E' stato raggiunto un accordo sul fondo per i ristori delle perdite e i danni del riscaldamento globale alla Cop27 di Sharm el Sheikh. Lo apprende l'agenzia di stampa italiana ANSA da fonti diplomatiche. Il documento finale complessivo della Cop27 tuttavia non è ancora chiuso, spiega ancora la fonte. L'Unione europea chiederà ancora qualche miglioramento sulla mitigazione del cambiamento climatico (cioè sugli impegni per il taglio delle emissioni di gas serra ed il mantenimento del riscaldamento globale entro 1,5 gradi dai livelli pre-industriali). Alle 21 ora locale (le 20 in Svizzera) è prevista un'assemblea plenaria.
Sul capitolo dei "loss and damage", l'Unione europea ha ottenuto che nel documento si indichi che i destinatari degli aiuti sono i Paesi più vulnerabili, e non tutti i Paesi in via di sviluppo (fra i quali ci sono anche superpotenze come Cina e India). Nel documento inoltre è stato inserito un cenno all'allargamento della base dei donatori: è un'altra richiesta della Ue, che vuole che anche Cina e altri emergenti versino contributi al fondo.
Le reazioni non si sono fatte attendere: "trent'anni di pazienza. Il giorno è arrivato. E' fatta. Si, un nuovo fondo per ristorare le perdite e i danni nei paesi in via di sviluppo... Questo è un momento unico, una vittoria per tutti i cittadini del mondo. I capi delegazione hanno raggiunto l'accordo...", ha scritto su Twitter Alpha Oumar Kaloga, negoziatore della Guinea, capo del gruppo di negoziatori africani alla Cop27 di Sharm el-Sheikh.
Rifiutato il piano climatico egiziano
L'Unione europea ha d'altra parte respinto, ritenendola "inaccettabile", la proposta dell'Egitto, Paese ospitante della Cop27, per un accordo al vertice sul clima. Lo riferisce un funzionario francese spiegando che la proposta non è sufficientemente ambiziosa per ridurre le emissioni di anidride carbonica. "In questa fase, la presidenza egiziana sta mettendo in discussione i passi fatti a Glasgow sulla riduzione delle emissioni", sostiene il funzionario del ministero francese per la transizione energetica, riferendosi ai risultati della COP26 del 2021. "Questo è inaccettabile per la Francia e per i Paesi dell'Ue", ha aggiunto.

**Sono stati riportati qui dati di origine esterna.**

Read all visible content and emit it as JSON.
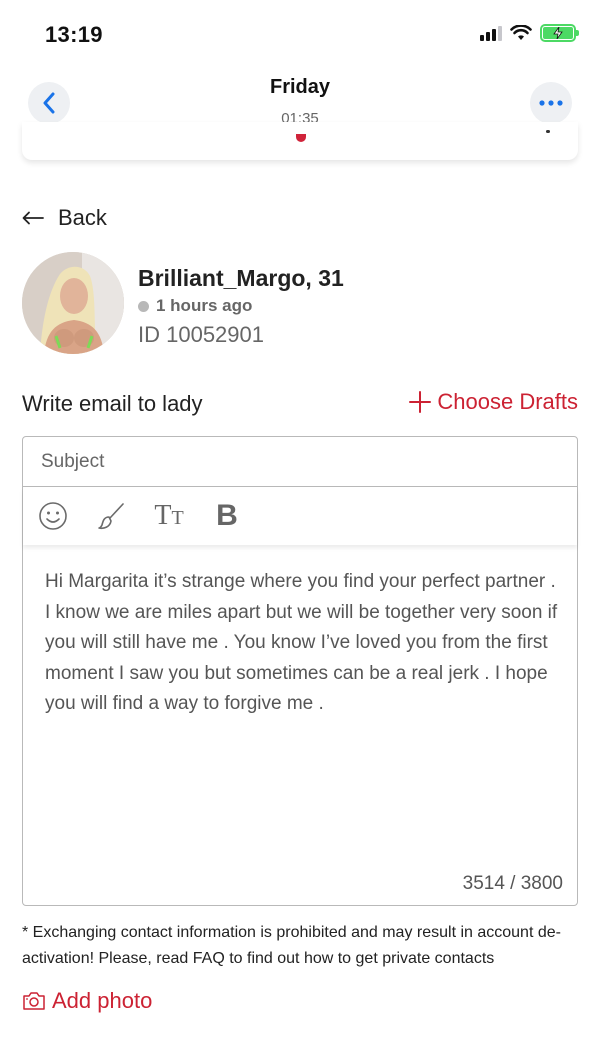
{
  "status_bar": {
    "time": "13:19",
    "icons": [
      "signal-icon",
      "wifi-icon",
      "battery-charging-icon"
    ]
  },
  "nav": {
    "title": "Friday",
    "subtitle": "01:35",
    "back_icon": "chevron-left-icon",
    "more_icon": "more-horizontal-icon"
  },
  "back": {
    "label": "Back",
    "icon": "arrow-left-icon"
  },
  "profile": {
    "name": "Brilliant_Margo, 31",
    "last_seen": "1 hours ago",
    "id": "ID 10052901"
  },
  "compose": {
    "title": "Write email to lady",
    "drafts_label": "Choose Drafts",
    "subject_placeholder": "Subject",
    "tools": [
      "smiley-icon",
      "brush-icon",
      "text-size-icon",
      "bold-icon"
    ],
    "bold_glyph": "B",
    "text_size_glyph_big": "T",
    "text_size_glyph_small": "T",
    "message": "Hi Margarita it’s strange where you find your perfect partner . I know we are miles apart but we will be together very soon if you will still have me . You know I’ve loved you from the first moment I saw you but sometimes can be a real jerk . I hope you will find a way to forgive me .",
    "counter": "3514 / 3800"
  },
  "notice": "* Exchanging contact information is prohibited and may result in account de-activation! Please, read FAQ to find out how to get private contacts",
  "add_photo": {
    "label": "Add photo",
    "icon": "camera-icon"
  },
  "colors": {
    "accent": "#cc2233",
    "link_blue": "#1a73e8",
    "battery_green": "#4cd964",
    "muted_text": "#666666"
  }
}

La conferenza oltre i termini previsti
La Cop27 era stata prolungata oltre il termine previsto, fissato a ieri sera, per cercare di raggiungere un accordo su due temi chiave della mitigazione del cambiamento climatico, cioè il taglio delle emissioni di gas serra e i ristori delle perdite e dei danni dovuti al cambiamento climatico nei paesi più vulnerabili. Lo scontro opponeva i paesi emergenti e in via di sviluppo del G77+Cina, guidati da Pechino, che chiedevano l'istituzione immediata alla Cop27 di un fondo ristori per i loss and damage, e Unione Europea, Usa e Paesi occidentali. Questi ultimi preferivano aggiornare gli strumenti di aiuti esistenti e rimandare l'istituzione di un fondo ad hoc alle prossime Cop.